Educação | "O Galileu me fascinou"

Você está estudando medicina. Isso não é algo com que você nasce. Como isso aconteceu?

Na verdade, nem um pouco. Meus pais fugiram para a Alemanha no início da década de 1990 porque foram perseguidos por serem curdos politicamente ativos. Eles vêm de uma vila no leste da Turquia e frequentam a escola há apenas alguns anos. Eles são analfabetos. Quando eu era criança, minha mãe colhia algodão por muito, muito pouco dinheiro. Então eu não tive nenhum apoio profissional direto deles na escola. Mas com todo o resto. Meus pais e irmãos – somos seis – sempre estiveram lá para mim e fizeram tudo por mim. Meus pais davam grande valor à educação. Eles sempre acharam que deveríamos estudar.

De onde veio isso?

Como eles próprios não tinham, queriam uma vida melhor para nós.

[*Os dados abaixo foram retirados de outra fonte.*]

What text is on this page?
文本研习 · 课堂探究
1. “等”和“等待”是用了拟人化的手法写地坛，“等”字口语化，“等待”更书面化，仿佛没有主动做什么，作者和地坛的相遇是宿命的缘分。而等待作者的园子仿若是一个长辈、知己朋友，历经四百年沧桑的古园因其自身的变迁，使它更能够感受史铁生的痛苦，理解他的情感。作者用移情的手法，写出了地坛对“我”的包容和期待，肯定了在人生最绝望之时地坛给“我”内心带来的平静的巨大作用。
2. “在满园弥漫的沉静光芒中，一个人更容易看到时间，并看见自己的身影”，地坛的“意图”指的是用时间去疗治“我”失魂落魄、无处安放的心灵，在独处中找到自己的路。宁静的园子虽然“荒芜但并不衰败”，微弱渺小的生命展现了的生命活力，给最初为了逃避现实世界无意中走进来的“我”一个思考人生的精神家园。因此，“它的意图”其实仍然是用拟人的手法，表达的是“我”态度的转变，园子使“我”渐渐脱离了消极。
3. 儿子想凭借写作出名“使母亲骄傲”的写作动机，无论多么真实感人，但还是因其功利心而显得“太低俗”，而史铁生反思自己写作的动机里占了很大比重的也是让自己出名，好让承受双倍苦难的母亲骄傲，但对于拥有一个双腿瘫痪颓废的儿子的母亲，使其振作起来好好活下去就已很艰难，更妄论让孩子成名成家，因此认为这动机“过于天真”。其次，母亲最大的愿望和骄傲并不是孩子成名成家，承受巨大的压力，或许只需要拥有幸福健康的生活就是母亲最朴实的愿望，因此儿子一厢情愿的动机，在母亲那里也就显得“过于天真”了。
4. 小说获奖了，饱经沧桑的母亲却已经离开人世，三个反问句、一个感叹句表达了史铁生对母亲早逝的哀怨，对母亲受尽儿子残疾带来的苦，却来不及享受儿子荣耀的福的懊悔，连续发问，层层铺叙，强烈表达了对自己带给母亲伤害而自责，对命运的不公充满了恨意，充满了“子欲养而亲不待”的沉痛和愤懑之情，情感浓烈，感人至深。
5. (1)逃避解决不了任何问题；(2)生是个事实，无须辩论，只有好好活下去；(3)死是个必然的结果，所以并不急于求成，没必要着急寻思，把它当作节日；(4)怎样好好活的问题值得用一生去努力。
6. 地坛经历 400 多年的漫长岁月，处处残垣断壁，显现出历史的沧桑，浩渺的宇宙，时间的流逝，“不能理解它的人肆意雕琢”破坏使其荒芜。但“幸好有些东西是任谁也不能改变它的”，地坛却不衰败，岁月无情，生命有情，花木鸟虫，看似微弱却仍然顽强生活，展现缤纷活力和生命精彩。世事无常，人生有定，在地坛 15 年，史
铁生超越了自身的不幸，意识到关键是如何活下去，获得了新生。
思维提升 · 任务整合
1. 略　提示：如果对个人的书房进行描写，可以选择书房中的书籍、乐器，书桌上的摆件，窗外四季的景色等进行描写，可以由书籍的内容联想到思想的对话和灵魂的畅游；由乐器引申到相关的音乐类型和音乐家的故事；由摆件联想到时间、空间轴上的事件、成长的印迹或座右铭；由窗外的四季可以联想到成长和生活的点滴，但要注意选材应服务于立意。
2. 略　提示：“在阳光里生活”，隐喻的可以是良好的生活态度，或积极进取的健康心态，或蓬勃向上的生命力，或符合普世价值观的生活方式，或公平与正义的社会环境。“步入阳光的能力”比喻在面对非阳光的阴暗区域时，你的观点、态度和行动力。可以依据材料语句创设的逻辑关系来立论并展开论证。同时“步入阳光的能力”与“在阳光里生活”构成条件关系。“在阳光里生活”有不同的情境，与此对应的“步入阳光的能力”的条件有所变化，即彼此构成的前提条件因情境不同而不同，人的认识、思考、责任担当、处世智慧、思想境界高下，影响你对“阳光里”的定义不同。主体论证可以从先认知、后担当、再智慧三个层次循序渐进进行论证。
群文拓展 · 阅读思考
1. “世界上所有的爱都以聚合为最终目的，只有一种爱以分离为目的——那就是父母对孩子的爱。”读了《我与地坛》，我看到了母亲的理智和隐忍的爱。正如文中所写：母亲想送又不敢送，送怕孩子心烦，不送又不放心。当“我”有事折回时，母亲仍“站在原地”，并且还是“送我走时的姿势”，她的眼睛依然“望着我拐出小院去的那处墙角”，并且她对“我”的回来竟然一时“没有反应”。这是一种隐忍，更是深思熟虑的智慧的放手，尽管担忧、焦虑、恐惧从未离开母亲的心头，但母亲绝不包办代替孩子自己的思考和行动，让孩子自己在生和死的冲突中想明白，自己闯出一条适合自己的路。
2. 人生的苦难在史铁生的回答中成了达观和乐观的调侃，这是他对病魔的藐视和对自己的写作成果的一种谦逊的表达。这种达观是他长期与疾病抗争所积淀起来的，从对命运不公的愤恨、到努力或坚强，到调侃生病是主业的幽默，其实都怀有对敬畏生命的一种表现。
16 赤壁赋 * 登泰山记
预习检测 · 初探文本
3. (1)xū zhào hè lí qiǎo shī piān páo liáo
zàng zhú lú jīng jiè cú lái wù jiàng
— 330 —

Eles sempre tiveram as carreiras clássicas em mente: direito, medicina e afins. Eu raramente via meu pai quando criança porque ele estava sempre muito ocupado com seu ativismo e sua carreira. Comemos um lanchonete de doner kebab e pizza. Meu pai saiu de manhã e só voltou para casa por volta da meia-noite. Essa era a vida cotidiana.

Como foram as coisas na escola?

Na verdade, foi bem na escola primária. Eu era muito bom em matemática, mas meu problema sempre foi alemão. Se você não fala alemão em casa e não tem alguém lendo para você, você não lerá livros em alemão. Quando surgiu a questão, no final da quarta série, se eu poderia ir para o ensino médio , meu irmão mais velho me defendeu. Mas meu professor apenas riu e me dispensou. E depois fui para o ensino médio. Mas mesmo que minhas notas já estivessem significativamente melhores, ninguém pensou em me dizer para mudar para o ensino médio.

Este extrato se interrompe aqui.